Assemblies of God hard hit with coronavirus cases, employees improving
One of the organizations hit hardest by the Coronavirus locally is the Assemblies of God World Headquarters in Springfield.
Not only are they dealing with three local employees who have the Coronavirus, but the Assemblies operates in some 100 countries all around the world, so they are also dealing with some of their international missionaries who have it. They say it has been a season of prayer and renewed hope.
They have been hard hit from every direction, but leaders say they are confident in a much bigger plan.
"I don't know where my theology is on the End Times and this, but that Scripture that says this Gospel of the Kingdom shall be preached and then the end will come... meaning the catching away of his Church, we certainly saw the last two Sundays the possibility of everyone being able to hear the Gospel message," explained Assemblies of God leader Doug Clay.

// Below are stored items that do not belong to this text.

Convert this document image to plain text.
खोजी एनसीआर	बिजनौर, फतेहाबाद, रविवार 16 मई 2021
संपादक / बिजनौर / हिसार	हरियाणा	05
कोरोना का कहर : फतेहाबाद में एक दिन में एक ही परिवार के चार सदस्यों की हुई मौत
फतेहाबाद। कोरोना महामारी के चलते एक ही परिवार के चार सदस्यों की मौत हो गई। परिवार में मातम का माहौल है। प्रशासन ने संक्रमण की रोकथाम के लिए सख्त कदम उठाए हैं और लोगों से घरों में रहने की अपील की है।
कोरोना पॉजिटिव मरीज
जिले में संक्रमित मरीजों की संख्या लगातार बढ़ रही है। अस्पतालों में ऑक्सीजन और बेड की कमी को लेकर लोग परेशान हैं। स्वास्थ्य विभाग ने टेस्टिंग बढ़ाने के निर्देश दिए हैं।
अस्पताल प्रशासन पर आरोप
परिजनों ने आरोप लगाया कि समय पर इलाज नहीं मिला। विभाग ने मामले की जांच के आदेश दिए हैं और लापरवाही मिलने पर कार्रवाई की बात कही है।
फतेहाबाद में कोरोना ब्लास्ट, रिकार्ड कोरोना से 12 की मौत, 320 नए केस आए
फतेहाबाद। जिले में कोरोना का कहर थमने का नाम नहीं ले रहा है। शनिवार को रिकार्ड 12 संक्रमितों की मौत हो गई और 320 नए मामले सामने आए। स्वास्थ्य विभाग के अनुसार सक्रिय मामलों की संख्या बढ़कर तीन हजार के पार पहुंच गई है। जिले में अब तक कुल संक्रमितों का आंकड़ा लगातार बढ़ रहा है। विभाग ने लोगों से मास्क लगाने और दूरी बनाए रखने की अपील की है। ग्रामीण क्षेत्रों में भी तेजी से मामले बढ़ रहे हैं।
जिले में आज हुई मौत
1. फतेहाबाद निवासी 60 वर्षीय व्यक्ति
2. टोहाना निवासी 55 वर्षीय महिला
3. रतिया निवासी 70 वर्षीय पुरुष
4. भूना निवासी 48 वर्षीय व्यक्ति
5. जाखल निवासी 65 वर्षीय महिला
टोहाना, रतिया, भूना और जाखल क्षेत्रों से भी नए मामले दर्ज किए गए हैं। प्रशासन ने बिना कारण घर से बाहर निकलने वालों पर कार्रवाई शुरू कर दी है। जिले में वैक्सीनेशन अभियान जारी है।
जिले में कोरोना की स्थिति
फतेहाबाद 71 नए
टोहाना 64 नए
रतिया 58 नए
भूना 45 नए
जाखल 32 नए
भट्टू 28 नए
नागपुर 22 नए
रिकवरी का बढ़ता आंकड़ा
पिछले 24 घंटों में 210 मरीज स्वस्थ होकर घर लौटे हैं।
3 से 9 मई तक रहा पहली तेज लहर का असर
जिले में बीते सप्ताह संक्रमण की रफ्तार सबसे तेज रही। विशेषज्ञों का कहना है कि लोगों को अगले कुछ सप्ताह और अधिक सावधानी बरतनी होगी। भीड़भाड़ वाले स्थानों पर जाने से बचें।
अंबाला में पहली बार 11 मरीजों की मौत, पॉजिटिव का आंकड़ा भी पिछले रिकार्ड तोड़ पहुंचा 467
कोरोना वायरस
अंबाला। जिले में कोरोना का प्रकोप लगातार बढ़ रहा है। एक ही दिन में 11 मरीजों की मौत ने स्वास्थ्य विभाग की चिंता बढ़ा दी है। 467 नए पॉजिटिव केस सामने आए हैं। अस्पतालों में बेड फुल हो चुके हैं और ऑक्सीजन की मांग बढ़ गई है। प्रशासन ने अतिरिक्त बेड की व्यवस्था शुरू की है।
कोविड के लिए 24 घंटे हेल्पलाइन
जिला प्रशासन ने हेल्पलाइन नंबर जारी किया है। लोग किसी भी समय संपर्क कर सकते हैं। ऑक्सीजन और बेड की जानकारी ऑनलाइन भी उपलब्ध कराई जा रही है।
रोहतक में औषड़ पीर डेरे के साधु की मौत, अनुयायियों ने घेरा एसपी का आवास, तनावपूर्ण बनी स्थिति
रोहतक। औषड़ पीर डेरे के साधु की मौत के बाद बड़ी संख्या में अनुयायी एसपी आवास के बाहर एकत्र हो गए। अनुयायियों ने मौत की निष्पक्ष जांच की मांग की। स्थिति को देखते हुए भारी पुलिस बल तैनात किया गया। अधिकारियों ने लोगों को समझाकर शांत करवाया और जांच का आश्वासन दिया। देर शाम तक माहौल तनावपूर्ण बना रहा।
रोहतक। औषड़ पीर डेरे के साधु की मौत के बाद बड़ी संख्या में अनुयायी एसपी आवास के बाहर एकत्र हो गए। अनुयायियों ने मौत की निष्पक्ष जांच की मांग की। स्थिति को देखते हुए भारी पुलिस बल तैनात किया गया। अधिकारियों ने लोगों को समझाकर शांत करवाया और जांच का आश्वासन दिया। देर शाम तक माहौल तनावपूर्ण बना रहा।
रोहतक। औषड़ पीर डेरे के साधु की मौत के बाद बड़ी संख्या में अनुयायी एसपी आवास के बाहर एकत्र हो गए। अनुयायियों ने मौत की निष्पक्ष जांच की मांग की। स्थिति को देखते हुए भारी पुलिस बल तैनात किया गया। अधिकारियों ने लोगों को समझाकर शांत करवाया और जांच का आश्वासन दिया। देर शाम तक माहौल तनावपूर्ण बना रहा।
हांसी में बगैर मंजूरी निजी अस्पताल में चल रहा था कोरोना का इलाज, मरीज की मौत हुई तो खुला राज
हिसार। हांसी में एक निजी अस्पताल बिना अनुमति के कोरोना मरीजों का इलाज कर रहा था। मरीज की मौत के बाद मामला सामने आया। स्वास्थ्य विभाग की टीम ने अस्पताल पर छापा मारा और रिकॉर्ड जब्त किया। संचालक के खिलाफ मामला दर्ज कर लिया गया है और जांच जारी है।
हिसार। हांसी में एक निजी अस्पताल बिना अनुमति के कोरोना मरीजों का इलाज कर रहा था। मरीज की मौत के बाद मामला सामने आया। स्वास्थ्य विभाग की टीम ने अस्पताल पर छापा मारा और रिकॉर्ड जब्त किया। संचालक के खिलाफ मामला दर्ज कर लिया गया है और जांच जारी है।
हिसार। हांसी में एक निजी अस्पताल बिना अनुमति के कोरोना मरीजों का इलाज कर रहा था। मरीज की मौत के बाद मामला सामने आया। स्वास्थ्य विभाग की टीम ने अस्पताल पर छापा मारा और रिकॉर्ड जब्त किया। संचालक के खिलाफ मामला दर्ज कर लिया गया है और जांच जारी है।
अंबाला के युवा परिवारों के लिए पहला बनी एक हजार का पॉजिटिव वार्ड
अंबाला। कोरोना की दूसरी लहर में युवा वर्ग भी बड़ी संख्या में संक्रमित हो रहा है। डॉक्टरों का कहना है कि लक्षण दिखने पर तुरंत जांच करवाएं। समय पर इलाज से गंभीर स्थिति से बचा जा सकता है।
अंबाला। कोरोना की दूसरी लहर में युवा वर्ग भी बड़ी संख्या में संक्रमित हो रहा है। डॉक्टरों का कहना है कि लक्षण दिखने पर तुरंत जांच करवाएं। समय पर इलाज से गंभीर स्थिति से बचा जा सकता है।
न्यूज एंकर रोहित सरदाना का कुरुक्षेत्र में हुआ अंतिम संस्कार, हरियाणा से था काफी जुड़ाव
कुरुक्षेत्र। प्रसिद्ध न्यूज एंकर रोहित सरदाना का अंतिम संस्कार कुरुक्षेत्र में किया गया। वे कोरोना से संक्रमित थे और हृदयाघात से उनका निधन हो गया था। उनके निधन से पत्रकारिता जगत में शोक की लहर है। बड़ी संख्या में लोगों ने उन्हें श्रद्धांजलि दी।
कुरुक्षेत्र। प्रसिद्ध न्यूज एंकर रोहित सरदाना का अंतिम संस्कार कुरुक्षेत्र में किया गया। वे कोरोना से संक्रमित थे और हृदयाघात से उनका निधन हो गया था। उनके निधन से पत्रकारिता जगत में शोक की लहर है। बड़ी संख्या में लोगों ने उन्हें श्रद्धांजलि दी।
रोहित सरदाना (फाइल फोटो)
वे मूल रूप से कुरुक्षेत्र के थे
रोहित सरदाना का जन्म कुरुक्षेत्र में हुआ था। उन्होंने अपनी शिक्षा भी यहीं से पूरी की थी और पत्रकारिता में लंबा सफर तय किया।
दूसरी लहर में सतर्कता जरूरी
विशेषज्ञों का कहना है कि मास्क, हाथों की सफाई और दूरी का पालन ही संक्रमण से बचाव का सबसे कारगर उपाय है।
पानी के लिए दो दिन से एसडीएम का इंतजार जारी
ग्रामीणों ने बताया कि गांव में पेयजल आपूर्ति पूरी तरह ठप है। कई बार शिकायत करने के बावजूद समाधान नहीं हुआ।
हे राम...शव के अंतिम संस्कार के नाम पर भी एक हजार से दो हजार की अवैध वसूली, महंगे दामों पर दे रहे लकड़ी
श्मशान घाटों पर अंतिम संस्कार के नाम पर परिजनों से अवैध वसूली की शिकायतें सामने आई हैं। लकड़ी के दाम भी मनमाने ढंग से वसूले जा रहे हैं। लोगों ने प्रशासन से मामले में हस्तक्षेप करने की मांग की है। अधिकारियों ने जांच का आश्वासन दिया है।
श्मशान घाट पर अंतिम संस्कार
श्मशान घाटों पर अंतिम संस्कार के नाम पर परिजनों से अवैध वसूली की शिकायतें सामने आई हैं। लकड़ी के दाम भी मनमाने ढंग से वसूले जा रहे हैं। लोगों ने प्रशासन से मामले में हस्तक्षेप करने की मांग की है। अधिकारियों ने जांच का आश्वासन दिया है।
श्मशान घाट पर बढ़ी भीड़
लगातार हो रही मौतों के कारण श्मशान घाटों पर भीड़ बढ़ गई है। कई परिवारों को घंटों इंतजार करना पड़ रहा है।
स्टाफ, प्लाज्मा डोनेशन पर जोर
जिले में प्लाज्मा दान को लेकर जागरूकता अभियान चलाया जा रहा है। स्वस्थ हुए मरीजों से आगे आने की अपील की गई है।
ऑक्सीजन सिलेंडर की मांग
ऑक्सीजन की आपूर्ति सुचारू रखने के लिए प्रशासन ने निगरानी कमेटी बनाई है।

Churches across the globe streamed services online the last two Sundays, to all nations.
Clay never dreamed of so many people close to him would face something like this. Three of his employees are suffering from the virus, and four locally based missionaries, or their spouses, are afflicted.
"Greg Mundis is still in intensive care. Good news this morning is that his kidneys are waking up and responding well. It is still laborious with his breathing so a ventilator is helping with his respiration. Our number one prayer for Greg is strength in his lungs and that he'd be able to breathe without support," Clay said. "Our other missionary friend Ron Maddux, I received a text from him this morning. He is in good spirits, he is still physically weak. His oxygen levels are weak. He is not on any kind of ventilator but oxygen support. Another individual who is in the hospital is Thomas Carpenter. We are continuing to pray for him as he is on ventilator. We are not out of the woods, but all three have a lot of people who are praying for them and believing for their full recovery."
Mundis made national news last week after showing improvement with a drug used mainly for malaria. His son, who is a doctor, is still hopeful for a recovery.
"Twenty-four hours after he was on it, he really turned the corner."
"We are praying for a pandemic of hope to go viral as we call out to God for blessing and a canopy of healing to blanket our country," Clay said. "Instead of attributing this as some attack of the enemy, I see this as a continuation of the fulfillment of God's plan of catching away his Church. This last week I thought about how large and how broad and how wide the Gospel message got preached online everywhere, in addition to the birth pains that the Bible talks about-- we will see an increasing measure before the coming of the Lord. I was also reminded that this Gospel was literally able to be transmitted to the ends of the earth and it all points to a loving God who plans to come and receive his Church from this earth."
The last time the Assemblies of God was closed, along with all other churches in Springfield was back in 1918 for the Spanish Influenza.